Question

Infinite number of flasks is connected to one another as shown above. The volume and pressure in each flask vary as shown. The stopcocks are initially closed. Then common pressure, when all the stopcocks are opened is (Assume constant temperature)

(A) $P$
(B) $\dfrac{P}{2}$
(C) $\dfrac{P}{4}$
(D) $\dfrac{4}{3}P$

Answer 1

We know that the state function is the property of a system which does not depend on the path followed by the system and depends only on the initial and final state of the system. These particles only interact with one another through elastic collisions. It is easy to define ideal gas, but the ideal gas meaning extends beyond that.

Complete answer:
This concept of the ideal gas formula is important as it obeys all ideal gas law equations, provides a simple equation of state, and is also amenable to analysis by employing statistical mechanisms.

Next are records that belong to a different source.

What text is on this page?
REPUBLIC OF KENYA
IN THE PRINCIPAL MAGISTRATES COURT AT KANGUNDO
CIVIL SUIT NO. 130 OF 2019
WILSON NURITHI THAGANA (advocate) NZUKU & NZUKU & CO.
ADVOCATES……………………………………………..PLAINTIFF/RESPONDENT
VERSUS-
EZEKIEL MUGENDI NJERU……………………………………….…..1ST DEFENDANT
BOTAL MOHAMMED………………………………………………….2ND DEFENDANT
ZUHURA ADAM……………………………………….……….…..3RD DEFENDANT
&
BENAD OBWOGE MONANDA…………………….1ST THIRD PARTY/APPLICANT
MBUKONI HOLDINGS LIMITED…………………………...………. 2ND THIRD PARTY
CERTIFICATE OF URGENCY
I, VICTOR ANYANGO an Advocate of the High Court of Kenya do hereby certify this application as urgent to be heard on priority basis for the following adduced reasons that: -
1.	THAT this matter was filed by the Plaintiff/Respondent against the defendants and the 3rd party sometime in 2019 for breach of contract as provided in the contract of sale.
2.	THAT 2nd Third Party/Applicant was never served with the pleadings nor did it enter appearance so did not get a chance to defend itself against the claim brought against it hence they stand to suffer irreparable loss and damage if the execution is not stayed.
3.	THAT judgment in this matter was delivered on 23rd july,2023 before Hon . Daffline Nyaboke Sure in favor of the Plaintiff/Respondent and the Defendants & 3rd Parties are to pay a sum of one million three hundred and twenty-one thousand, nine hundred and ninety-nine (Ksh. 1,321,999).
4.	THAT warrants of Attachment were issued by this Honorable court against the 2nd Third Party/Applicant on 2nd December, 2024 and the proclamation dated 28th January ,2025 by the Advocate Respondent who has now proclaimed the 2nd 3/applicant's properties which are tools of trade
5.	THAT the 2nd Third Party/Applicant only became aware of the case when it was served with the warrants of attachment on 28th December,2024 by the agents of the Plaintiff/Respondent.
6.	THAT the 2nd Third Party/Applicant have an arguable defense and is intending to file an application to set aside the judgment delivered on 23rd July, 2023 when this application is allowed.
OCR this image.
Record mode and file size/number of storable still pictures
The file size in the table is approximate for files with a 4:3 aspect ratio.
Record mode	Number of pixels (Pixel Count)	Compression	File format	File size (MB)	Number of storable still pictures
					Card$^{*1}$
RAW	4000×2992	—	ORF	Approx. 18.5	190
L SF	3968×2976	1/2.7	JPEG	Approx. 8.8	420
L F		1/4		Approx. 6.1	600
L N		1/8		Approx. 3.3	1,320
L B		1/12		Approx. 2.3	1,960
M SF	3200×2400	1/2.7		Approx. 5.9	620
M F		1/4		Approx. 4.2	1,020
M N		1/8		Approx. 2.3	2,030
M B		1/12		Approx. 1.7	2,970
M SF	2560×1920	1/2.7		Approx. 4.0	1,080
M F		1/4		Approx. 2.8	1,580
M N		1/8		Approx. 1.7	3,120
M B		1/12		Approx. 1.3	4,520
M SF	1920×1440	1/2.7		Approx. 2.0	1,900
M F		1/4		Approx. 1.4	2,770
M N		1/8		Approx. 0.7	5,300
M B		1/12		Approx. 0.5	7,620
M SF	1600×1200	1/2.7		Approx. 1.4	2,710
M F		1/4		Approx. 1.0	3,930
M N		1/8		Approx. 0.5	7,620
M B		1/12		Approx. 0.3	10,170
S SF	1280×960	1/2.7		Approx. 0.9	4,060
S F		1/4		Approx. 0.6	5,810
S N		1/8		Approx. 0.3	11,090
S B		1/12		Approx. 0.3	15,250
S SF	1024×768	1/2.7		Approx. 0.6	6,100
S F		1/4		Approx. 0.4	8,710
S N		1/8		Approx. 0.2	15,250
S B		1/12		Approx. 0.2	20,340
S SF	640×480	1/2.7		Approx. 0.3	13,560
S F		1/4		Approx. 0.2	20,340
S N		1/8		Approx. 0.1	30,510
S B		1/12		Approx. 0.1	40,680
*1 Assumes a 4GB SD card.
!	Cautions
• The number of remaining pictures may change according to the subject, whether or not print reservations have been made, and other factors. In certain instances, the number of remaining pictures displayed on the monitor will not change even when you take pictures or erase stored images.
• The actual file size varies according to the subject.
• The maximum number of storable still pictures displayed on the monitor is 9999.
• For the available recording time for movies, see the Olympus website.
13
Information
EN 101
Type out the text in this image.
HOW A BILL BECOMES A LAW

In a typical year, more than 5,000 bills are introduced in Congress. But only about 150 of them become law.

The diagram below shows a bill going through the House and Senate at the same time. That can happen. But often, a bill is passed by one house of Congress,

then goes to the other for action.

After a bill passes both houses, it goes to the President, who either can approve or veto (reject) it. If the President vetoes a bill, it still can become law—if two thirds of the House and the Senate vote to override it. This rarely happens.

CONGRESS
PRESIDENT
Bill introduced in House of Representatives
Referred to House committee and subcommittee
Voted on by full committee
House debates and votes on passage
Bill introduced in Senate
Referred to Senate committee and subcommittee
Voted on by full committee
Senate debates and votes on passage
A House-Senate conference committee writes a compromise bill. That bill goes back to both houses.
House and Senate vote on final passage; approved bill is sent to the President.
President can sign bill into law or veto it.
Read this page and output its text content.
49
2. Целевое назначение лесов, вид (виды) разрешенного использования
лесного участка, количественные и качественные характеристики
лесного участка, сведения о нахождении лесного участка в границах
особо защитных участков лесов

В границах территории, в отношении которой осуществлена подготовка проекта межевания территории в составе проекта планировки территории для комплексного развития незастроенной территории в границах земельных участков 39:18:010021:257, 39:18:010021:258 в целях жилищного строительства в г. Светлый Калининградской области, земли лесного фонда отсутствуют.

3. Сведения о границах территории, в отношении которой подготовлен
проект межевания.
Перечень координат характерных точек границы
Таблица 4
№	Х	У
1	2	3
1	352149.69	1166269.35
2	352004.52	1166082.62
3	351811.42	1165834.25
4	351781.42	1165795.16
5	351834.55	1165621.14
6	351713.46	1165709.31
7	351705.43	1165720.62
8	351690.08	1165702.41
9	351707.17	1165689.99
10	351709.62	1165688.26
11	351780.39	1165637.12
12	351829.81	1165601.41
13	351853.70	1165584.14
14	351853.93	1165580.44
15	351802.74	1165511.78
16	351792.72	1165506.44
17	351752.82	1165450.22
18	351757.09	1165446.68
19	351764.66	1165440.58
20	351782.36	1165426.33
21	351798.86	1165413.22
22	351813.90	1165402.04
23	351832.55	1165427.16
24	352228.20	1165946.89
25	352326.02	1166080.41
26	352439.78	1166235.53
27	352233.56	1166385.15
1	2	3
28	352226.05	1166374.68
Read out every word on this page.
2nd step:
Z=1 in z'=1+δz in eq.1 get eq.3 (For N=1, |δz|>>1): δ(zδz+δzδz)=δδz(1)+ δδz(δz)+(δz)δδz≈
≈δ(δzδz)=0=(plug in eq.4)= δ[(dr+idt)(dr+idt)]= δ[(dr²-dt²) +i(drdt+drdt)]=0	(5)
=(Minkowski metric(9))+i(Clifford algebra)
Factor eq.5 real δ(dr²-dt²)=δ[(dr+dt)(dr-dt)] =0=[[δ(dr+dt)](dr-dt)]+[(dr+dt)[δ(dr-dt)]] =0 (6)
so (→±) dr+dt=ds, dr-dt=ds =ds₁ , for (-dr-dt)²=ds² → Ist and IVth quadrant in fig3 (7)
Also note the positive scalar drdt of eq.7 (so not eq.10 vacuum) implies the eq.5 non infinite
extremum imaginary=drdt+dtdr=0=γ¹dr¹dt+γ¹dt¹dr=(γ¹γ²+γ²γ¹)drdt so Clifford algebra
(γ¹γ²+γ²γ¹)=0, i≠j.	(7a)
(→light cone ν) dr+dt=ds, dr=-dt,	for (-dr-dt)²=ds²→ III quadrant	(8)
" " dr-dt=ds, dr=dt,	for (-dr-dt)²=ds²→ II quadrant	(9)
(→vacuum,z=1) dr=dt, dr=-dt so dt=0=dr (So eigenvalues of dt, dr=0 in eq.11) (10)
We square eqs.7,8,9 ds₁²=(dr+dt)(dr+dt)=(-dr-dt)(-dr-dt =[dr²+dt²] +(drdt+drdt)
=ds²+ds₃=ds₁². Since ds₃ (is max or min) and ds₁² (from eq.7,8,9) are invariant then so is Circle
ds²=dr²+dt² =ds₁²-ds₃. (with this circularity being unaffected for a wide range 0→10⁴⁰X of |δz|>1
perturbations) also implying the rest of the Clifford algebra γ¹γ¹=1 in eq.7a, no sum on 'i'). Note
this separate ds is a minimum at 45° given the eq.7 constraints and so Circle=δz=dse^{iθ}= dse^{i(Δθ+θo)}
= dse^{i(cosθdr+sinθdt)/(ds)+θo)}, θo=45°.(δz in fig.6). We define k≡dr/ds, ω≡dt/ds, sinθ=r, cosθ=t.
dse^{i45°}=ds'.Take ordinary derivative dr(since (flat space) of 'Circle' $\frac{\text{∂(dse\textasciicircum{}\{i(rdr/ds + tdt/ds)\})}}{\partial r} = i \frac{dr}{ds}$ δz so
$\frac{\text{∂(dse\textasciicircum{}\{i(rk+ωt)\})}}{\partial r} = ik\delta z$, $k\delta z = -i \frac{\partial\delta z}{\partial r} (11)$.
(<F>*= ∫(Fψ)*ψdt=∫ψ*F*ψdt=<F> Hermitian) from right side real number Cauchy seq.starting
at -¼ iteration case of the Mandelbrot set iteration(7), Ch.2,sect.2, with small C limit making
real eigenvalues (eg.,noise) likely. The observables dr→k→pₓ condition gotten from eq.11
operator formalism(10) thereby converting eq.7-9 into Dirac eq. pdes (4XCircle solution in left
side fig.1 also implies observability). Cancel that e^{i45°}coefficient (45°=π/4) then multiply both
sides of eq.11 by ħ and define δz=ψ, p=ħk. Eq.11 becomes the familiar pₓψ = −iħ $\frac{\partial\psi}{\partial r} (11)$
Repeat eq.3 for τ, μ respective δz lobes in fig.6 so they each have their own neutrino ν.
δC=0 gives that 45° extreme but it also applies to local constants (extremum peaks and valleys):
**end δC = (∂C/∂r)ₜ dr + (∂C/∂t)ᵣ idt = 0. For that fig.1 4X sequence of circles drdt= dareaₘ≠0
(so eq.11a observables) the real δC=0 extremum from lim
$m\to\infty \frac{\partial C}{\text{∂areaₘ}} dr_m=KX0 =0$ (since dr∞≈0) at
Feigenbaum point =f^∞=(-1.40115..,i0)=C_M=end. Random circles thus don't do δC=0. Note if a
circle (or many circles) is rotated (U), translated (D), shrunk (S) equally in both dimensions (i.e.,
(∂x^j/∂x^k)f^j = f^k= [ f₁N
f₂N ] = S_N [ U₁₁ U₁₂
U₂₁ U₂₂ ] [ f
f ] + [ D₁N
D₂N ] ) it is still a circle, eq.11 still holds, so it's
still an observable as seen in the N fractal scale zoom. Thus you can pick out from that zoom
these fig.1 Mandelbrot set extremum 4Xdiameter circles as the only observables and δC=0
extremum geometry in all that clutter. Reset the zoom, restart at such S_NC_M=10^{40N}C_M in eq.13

A thermodynamic system can be described by a number of thermodynamic parameters such as pressure, volume, temperature, internal energy, enthalpy etc.
These can be divided into state functions and path functions. A state function is a property of a system whose value depends upon the initial and final states of the system. It is also known as point function. These types of functions describe an equilibrium state of a function and do not depend on how the system arrived in that state. For example, Internal energy is considered as a state function and is independent of the path followed to change the state of the system. It is the total energy of a system. This is made up of a number of components such as translational kinetic energy of molecules, bond energy, electronic energy, intermolecular interaction energy of the constituent’s particles of the system etc. Internal energy is a function of pressure, volume, temperature etc. These all variables are state functions.
Here, we have ${{n}_{T}}={{n}_{1}}+{{n}_{2}}+{{n}_{3}}+.....$ similarly $\dfrac{{{P}_{T}}{{V}_{T}}}{RT}=\dfrac{{{P}_{1}}{{V}_{1}}}{RT}+\dfrac{{{P}_{2}}{{V}_{2}}}{RT}+......=\sum{{{P}_{1}}{{V}_{1}}}$
$\therefore {{P}_{T}}{{V}_{T}}=\sum{{{P}_{1}}{{V}_{1}}}$
On further solving we get;
$\therefore {{P}_{T}}{{V}_{T}}=2PV+\dfrac{PV}{2}+\left( \dfrac{P}{2}\times \dfrac{P}{4} \right)+\left( \dfrac{P}{4}\times \dfrac{P}{8} \right)+.......=2PV\left[ 1+\dfrac{1}{4}+\dfrac{1}{16}+\dfrac{1}{46}+....... \right]$
Thus, we get; ${{P}_{T}}{{V}_{T}}=2PV\times \dfrac{1}{1-\dfrac{1}{4}}=2PV\times \dfrac{4}{3}$
$\Rightarrow {{P}_{T}}{{V}_{T}}=2PV\times \dfrac{4}{3}$
As we know that $VT={{V}_{1}}+{{V}_{2}}+{{V}_{3}}+.....=V+\dfrac{V}{2}+\dfrac{V}{4}+\dfrac{V}{8}+.......$
Thus, we get; ${{V}_{T}}=V\left[ 1+\dfrac{1}{2}+...... \right]=V\dfrac{1}{1-\dfrac{1}{2}}=2V$
$\Rightarrow {{V}_{T}}=2V$
Therefore on substitution we get the value of ${{P}_{T}}$ here;
${{P}_{T}}2V=2PV\times \dfrac{4}{3}\Rightarrow {{P}_{T}}=P\times \dfrac{4}{3}$
$\therefore {{P}_{T}}=\dfrac{4}{3}P$
Therefore, the correct answer is option D.

Note:
Remember that the state function includes mass, volume, pressure, temperature, density, entropy etc. There are some variables that depend upon the amount of matter present. These are known as Extensive properties. Examples include mass, volume etc.